Mount Fuji finally gets UNESCO status
From The Diplomat:
Japanese officials have announced that Mt. Fuji is poised to become a UNESCO World Heritage site.
Although an important UN advisory council, the International Council on Monuments and Sites,
has already recommended that the designation be made for the well-known
volcano, the official call will be made when UNESCO’s World Heritage
Committee convenes in Cambodia this June. Mt. Fuji (Fuji-san, as it’s known in Japan) is far and away the nation’s most revered peak, as well as the highest at 3,776 meters (12,460 feet).
Despite being a natural formation, the picture-perfect mountain is set
to be listed as a cultural site, rather than natural, on the vaunted
World Heritage List. This distinction is fair. Fuji’s snow-capped
likeness was favored as a motif in traditional art, from landscape
paintings on scrolls to wood block prints. Thirty-six Views of Mount Fuji, a series of ukiyo-e
(woodblock prints) by Edo-period artist Katsushika Hokusai, is perhaps
the most celebrated depiction of the near perfectly conical peak. ...
Fuji is also said to be one of the nation’s most sacred spots and one of
Japan’s “Three Holy Mountains,” alongside Mt.

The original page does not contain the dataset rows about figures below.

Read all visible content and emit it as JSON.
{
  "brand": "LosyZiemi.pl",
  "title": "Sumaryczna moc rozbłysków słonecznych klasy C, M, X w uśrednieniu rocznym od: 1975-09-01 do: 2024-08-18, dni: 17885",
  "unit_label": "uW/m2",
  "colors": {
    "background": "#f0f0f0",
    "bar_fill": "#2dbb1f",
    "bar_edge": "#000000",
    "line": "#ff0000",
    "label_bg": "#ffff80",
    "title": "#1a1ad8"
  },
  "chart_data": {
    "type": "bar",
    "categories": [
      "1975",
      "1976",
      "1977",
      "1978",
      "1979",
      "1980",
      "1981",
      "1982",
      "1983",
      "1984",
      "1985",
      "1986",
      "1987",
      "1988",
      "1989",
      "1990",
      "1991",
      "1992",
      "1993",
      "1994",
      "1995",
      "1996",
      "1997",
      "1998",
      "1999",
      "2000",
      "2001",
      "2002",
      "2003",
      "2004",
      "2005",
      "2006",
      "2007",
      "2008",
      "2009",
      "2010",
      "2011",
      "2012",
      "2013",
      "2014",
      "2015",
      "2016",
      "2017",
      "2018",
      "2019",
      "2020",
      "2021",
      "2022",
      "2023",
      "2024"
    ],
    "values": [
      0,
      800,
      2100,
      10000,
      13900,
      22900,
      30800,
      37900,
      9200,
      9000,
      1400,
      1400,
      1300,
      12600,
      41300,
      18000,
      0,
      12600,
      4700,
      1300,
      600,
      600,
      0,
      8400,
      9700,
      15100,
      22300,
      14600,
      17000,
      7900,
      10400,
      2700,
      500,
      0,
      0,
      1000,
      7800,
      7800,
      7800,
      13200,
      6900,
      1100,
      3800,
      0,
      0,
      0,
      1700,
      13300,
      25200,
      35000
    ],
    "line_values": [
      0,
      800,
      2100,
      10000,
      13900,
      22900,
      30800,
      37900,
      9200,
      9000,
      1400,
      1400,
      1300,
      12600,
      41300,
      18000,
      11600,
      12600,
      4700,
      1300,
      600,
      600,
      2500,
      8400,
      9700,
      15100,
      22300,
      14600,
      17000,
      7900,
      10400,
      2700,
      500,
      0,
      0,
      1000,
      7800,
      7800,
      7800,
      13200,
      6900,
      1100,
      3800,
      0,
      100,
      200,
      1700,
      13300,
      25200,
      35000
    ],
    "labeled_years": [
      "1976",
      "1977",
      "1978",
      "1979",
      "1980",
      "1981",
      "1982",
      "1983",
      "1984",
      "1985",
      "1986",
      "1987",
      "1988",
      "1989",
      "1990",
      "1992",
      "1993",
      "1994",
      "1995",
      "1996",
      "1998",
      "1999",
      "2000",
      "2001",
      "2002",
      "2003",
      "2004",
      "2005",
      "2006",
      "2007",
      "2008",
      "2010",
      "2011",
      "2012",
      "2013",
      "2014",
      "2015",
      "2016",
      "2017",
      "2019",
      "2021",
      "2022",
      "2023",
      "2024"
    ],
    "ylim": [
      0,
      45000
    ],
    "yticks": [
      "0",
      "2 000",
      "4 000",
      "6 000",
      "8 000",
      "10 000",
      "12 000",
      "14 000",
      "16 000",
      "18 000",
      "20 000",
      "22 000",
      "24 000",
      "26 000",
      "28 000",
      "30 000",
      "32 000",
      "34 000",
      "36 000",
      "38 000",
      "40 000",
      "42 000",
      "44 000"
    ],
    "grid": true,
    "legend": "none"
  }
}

Tate and Mt. Haku. The
reputation stems from The Tale of the Bamboo Cutter, a 10th
century Japanese folktale that is considered one of the nation’s oldest
existing stories. The ancient yarn tells of a goddess who left the
elixir of life (the secret of immortality) atop Fuji – hence Hokusai’s
obsession with the peak.
Some background from Atlantic Cities:
For whatever reason, UNESCO has declined for years to include Mount Fuji in its canon of World Heritage Sites.
Part of the problem allegedly was the mountain's status as an illegal
dump – in a 12-month period starting in 2006, a local volunteer group
cleaned it of 187,000 pounds of garbage. (There's also the issue of it being a popular staging area for suicides, but as far as I know UNESCO hasn't commented on that.)